Description Bryn M. Reeves 2007-11-21 19:15:07 UTC
Description of problem:
The current sosreport passes the "-M" flag to lsof to prevent potential blocking
operations but that is insufficient. The sosreport progress meter also displays
100%, despite the fact that no progress is happening:

 Progress [###################100%##################][05:36/05:36]
 Progress [###################100%##################][05:40/05:40]

[...]

 Progress [###################100%##################][26:42/26:42]

13673 pts/8    Ss     0:00  |   \_ -bash
13711 pts/8    Sl+    0:02  |   |   \_ python /usr/sbin/sosreport
13908 pts/8    S+     0:00  |   |       \_ /usr/sbin/lsof -b +M -n -l
25471 pts/8    Z+     0:00  |   |       \_ [cp] <defunct>

I ran into this situation on a system where an admin had run a "umount -lf" of
an unresponsive NFS file system. This means that the mount is detached from the
namespace and "lazy-umounted" when all references to it close. Since entries in
/proc/<pid> directories may still point at entries in this file system the lsof
spawned by sosreport may block accessing them.
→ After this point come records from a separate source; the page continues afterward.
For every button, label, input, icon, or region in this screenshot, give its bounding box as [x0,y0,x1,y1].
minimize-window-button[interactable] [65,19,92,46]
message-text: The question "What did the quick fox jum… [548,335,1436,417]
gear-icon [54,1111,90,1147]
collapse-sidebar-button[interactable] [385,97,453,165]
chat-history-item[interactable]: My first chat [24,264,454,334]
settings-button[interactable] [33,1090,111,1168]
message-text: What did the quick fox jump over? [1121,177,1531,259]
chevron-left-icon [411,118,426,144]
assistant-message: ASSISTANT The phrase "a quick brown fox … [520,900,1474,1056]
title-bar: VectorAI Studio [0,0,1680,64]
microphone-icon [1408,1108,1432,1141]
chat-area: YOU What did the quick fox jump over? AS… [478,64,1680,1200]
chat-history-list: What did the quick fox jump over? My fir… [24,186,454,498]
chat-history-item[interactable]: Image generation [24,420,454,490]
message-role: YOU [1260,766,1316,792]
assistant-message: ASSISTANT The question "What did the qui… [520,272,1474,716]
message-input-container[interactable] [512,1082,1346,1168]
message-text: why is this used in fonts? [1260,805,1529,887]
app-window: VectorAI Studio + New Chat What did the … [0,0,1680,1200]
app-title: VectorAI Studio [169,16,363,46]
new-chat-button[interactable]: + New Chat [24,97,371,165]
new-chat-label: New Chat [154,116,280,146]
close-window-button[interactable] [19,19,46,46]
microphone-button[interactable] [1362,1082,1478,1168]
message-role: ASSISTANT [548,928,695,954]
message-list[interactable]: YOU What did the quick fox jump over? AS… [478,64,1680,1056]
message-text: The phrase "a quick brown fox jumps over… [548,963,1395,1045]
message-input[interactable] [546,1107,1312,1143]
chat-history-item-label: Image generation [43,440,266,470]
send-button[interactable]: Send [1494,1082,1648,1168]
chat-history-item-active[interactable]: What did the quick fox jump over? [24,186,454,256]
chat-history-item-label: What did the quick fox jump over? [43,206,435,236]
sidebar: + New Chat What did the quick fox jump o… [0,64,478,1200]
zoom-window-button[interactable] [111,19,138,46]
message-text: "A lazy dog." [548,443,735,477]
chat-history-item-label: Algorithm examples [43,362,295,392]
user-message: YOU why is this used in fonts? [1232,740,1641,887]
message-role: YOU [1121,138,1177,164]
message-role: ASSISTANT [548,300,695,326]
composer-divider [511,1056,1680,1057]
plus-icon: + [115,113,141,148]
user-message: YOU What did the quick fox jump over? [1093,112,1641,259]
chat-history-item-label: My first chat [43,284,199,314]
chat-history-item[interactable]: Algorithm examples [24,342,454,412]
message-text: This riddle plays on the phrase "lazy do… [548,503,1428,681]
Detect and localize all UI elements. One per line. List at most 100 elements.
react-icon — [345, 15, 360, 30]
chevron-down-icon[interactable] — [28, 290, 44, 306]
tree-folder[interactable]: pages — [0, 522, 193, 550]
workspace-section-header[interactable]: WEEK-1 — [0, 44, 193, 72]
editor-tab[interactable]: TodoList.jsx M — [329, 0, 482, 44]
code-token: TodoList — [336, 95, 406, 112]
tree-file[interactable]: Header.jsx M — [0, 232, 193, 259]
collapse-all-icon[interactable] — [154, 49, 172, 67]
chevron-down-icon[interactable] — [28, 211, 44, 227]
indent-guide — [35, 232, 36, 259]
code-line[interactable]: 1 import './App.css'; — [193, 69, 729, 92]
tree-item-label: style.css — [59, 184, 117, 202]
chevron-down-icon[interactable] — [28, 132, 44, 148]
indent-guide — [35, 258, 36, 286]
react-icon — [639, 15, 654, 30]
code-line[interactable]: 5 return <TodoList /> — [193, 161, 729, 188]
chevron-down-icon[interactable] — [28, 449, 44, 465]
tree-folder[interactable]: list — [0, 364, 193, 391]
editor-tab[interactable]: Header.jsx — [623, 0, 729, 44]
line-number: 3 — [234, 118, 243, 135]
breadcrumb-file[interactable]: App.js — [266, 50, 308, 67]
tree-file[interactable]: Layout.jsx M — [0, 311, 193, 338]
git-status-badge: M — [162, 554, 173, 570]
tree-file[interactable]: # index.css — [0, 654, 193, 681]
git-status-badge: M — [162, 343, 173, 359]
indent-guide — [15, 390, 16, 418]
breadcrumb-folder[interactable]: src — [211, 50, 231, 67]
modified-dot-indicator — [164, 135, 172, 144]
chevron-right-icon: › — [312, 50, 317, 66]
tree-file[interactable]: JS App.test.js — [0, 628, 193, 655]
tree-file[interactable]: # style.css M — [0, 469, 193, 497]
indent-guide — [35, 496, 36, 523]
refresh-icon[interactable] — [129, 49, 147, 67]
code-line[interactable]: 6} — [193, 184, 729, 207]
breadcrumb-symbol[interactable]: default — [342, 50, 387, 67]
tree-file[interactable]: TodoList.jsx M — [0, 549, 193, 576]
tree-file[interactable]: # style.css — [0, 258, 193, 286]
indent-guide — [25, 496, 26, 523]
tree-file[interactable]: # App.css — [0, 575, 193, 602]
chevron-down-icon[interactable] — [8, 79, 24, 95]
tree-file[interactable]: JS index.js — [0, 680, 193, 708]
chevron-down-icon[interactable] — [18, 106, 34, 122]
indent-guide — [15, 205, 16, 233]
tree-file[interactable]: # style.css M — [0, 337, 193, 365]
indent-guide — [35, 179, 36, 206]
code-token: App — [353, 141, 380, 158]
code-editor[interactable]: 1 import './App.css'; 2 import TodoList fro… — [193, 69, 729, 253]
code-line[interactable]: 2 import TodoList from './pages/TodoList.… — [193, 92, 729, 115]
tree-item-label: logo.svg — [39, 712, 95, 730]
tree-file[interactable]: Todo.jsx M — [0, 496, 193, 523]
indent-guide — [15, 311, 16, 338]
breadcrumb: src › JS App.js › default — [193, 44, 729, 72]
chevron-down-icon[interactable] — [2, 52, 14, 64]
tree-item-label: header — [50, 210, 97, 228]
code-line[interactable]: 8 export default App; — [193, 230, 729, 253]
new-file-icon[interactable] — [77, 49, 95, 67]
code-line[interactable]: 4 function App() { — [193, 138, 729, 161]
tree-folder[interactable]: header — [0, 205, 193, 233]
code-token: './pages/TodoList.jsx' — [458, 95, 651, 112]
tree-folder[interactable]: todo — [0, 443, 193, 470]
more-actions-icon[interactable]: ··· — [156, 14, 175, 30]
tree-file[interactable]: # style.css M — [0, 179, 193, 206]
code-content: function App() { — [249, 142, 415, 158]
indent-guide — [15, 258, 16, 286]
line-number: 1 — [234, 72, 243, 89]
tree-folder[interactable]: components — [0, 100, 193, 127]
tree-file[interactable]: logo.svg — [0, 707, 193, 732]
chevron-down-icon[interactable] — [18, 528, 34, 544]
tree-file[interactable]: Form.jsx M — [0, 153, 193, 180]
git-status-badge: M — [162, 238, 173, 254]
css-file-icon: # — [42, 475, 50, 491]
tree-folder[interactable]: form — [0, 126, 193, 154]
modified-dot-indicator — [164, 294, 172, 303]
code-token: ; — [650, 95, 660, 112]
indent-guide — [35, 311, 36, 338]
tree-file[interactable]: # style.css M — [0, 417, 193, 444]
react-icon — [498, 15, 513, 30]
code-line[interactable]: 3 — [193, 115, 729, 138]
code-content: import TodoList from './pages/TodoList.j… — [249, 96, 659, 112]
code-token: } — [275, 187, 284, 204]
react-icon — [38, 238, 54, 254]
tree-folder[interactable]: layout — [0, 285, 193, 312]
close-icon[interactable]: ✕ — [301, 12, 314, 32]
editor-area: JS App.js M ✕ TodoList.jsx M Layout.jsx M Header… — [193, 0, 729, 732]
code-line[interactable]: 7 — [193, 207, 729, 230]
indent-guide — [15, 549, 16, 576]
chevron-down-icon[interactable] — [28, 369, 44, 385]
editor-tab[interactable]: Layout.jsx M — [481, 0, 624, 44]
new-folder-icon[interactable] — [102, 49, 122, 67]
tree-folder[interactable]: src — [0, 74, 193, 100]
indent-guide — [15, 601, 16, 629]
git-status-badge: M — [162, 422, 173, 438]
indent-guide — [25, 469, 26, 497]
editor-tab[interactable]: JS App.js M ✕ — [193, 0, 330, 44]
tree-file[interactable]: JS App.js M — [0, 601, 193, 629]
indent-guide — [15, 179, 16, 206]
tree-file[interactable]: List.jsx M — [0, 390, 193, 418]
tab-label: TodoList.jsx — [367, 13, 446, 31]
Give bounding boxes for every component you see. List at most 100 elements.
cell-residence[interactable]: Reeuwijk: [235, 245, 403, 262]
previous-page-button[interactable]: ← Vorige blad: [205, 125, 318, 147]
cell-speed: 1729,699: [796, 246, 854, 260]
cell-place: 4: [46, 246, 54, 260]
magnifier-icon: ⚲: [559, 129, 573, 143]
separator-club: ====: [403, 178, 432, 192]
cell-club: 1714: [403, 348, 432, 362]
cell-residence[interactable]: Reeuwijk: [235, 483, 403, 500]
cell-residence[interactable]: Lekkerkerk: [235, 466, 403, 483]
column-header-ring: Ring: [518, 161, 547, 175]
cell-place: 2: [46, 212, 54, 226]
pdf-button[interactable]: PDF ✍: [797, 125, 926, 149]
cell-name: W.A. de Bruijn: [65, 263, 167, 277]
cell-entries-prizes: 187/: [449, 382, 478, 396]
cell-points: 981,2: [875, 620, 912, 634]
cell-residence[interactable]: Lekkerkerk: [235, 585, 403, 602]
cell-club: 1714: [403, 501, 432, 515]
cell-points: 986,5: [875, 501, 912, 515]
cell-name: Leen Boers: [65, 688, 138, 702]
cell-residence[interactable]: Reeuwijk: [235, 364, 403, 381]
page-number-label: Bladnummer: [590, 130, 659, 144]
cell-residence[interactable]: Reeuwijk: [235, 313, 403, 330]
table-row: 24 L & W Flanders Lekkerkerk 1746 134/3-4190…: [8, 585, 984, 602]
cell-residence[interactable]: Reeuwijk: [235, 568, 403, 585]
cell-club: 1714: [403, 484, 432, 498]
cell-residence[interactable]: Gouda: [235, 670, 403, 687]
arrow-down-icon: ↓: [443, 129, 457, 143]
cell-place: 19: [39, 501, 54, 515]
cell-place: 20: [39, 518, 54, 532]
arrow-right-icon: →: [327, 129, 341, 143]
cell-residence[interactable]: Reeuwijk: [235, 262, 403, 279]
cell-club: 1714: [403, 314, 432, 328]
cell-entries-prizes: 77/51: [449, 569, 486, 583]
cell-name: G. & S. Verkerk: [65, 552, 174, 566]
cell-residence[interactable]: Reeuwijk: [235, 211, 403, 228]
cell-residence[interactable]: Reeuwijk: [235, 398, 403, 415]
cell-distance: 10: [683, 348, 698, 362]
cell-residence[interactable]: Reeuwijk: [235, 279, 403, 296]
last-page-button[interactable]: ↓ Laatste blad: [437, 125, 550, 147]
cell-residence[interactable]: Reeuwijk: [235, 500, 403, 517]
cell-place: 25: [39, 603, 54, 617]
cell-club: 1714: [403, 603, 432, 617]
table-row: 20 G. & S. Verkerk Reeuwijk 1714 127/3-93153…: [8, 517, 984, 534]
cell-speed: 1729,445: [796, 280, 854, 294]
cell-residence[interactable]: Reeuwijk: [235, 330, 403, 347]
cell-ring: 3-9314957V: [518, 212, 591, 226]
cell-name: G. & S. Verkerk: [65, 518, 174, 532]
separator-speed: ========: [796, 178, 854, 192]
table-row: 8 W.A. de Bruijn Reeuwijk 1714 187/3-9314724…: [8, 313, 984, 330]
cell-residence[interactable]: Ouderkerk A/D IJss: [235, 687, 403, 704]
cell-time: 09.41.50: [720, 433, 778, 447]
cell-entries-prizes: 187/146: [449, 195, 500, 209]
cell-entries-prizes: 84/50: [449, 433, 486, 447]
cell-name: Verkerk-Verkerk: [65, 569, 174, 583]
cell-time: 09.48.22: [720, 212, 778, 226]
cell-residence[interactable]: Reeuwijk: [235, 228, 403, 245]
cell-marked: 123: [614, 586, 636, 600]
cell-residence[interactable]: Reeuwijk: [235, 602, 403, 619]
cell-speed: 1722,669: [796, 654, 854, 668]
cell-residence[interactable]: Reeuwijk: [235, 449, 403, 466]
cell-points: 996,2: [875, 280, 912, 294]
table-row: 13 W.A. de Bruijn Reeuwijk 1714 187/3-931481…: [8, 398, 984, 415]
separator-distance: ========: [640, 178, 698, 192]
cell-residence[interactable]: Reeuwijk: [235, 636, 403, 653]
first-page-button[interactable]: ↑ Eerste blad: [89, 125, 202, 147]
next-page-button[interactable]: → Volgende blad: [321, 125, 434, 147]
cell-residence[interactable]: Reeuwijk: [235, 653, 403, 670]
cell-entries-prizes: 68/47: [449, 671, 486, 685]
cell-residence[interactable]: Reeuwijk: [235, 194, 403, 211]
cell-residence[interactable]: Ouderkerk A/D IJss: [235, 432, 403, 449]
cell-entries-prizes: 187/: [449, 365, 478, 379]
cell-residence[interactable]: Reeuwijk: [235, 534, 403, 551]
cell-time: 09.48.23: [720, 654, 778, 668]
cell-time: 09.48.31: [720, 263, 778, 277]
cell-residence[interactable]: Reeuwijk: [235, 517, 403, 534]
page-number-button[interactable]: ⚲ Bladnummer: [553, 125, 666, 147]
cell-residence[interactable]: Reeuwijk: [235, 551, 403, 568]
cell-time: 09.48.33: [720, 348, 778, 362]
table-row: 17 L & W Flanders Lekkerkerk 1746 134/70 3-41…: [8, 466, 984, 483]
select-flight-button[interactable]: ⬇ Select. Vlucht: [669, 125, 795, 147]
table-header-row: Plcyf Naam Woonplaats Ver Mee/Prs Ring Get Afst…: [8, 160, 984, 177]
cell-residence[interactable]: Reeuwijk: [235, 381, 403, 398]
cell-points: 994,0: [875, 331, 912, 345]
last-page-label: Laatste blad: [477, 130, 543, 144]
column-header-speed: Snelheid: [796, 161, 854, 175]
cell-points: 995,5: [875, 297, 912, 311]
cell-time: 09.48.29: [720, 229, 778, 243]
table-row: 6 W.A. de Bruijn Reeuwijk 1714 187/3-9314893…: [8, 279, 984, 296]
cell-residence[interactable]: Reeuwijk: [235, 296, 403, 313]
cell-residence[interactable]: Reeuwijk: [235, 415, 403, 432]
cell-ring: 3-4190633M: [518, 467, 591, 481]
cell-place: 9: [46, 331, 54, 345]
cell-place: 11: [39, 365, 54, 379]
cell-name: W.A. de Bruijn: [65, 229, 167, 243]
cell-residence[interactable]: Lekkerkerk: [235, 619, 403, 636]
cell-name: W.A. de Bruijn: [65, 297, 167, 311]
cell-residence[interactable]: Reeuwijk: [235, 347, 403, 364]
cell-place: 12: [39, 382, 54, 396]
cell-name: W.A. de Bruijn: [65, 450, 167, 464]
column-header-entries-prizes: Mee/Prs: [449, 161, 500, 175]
Version-Release number of selected component (if applicable):
sos-1.7-9.1.el5

How reproducible:
100% on this host.

Steps to Reproduce:
[ one example - there are probably lots more ]
1. Mount an nfs file system
2. Make the server go away
3. Try an operation on the fs (e.g. ls /mount/point)
4. Lazy/background umount (umount -fl /mount/point)
5. Run sosreport
  
Actual results:
sosreport appears to hang waiting for lsof. Progress reaches 100% but the clock
keeps on going up.


Expected results:
sosreport should never hang when run with the default options.

Comment 1 Navid Sheikhol-Eslami 2007-11-22 10:16:07 UTC

*** This bug has been marked as a duplicate of 368261 ***